Even though Fairfax County and other jurisdictions in Northern Virginia have protested, Youngkin has made it clear that he expects all local school boards to adopt policies “consistent with” the education department’s model, in accordance with a 2020 state law.
“It’s the law,” Youngkin said in a recent interview with WTOP. “We can’t be in a moment where people can just pick the laws they want to abide by and the ones they don’t.”

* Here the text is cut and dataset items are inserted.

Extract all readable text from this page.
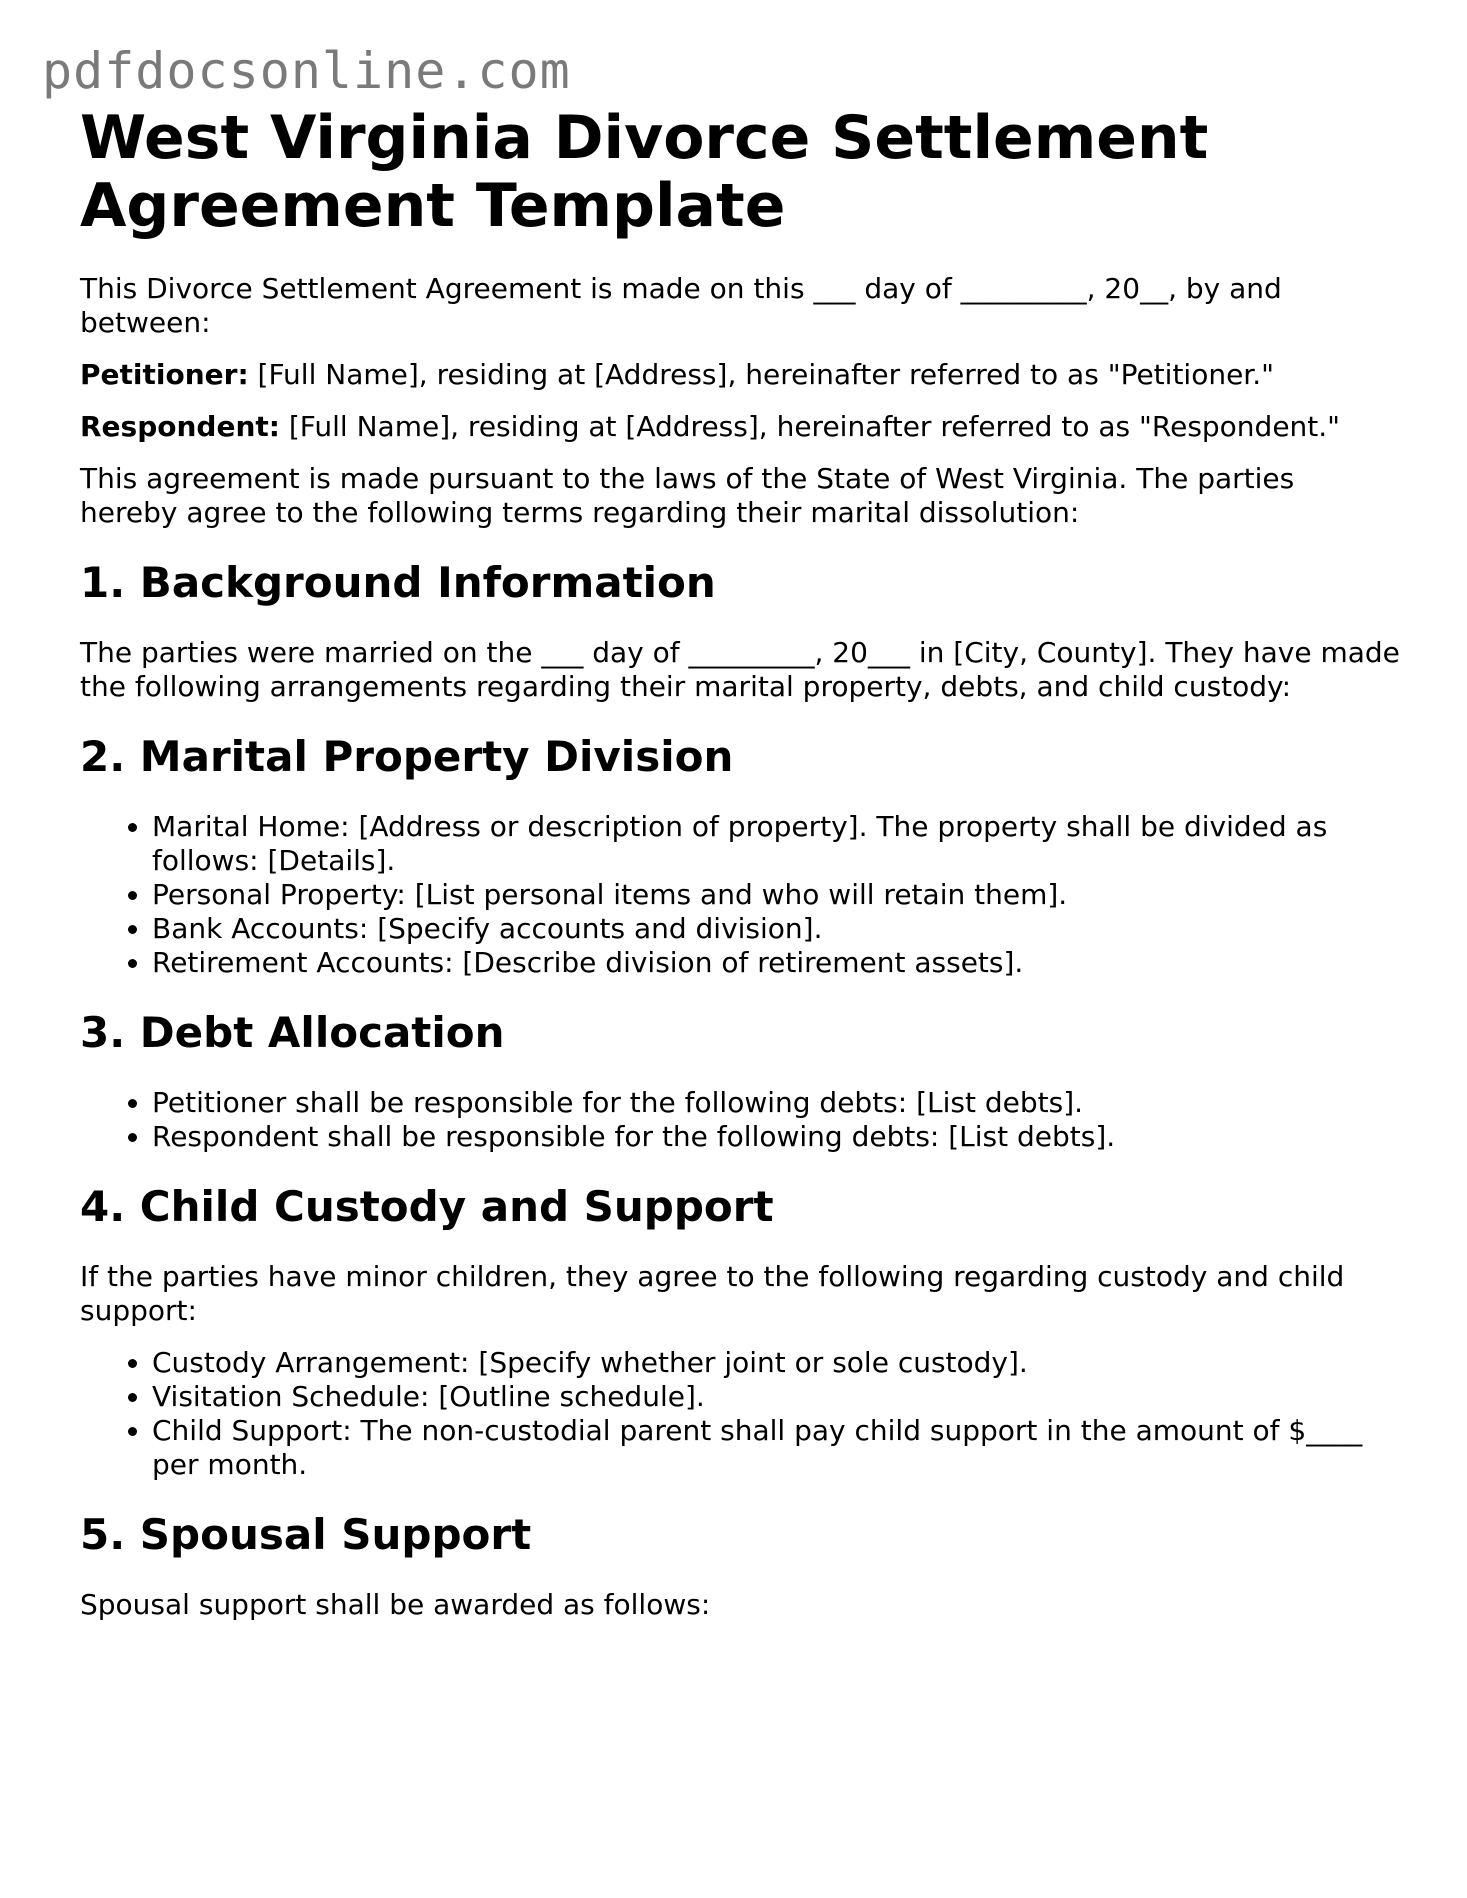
pdfdocsonline.com
West Virginia Divorce Settlement Agreement Template

This Divorce Settlement Agreement is made on this ___ day of _________, 20__, by and between:

Petitioner: [Full Name], residing at [Address], hereinafter referred to as "Petitioner."

Respondent: [Full Name], residing at [Address], hereinafter referred to as "Respondent."

This agreement is made pursuant to the laws of the State of West Virginia. The parties hereby agree to the following terms regarding their marital dissolution:

1. Background Information

The parties were married on the ___ day of _________, 20___ in [City, County]. They have made the following arrangements regarding their marital property, debts, and child custody:

2. Marital Property Division
• Marital Home: [Address or description of property]. The property shall be divided as follows: [Details].
• Personal Property: [List personal items and who will retain them].
• Bank Accounts: [Specify accounts and division].
• Retirement Accounts: [Describe division of retirement assets].
3. Debt Allocation
• Petitioner shall be responsible for the following debts: [List debts].
• Respondent shall be responsible for the following debts: [List debts].
4. Child Custody and Support

If the parties have minor children, they agree to the following regarding custody and child support:

• Custody Arrangement: [Specify whether joint or sole custody].
• Visitation Schedule: [Outline schedule].
• Child Support: The non-custodial parent shall pay child support in the amount of $____ per month.
5. Spousal Support

Spousal support shall be awarded as follows:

Youngkin argued that the idea was “fundamentally rooted in re-establishing the role of parents in these most important decisions.”
The policies say that student participation in certain school programming and use of school facilities, such as bathrooms or locker rooms, should be based on their biological sex, with modifications offered only to the extent required under federal law.
It marks a sharp departure from the previous policies issued in 2021 during former Gov. Ralph Northam’s administration.
Those policies said schools should let students use names and gender pronouns that reflect their gender identity without “any substantiating evidence.”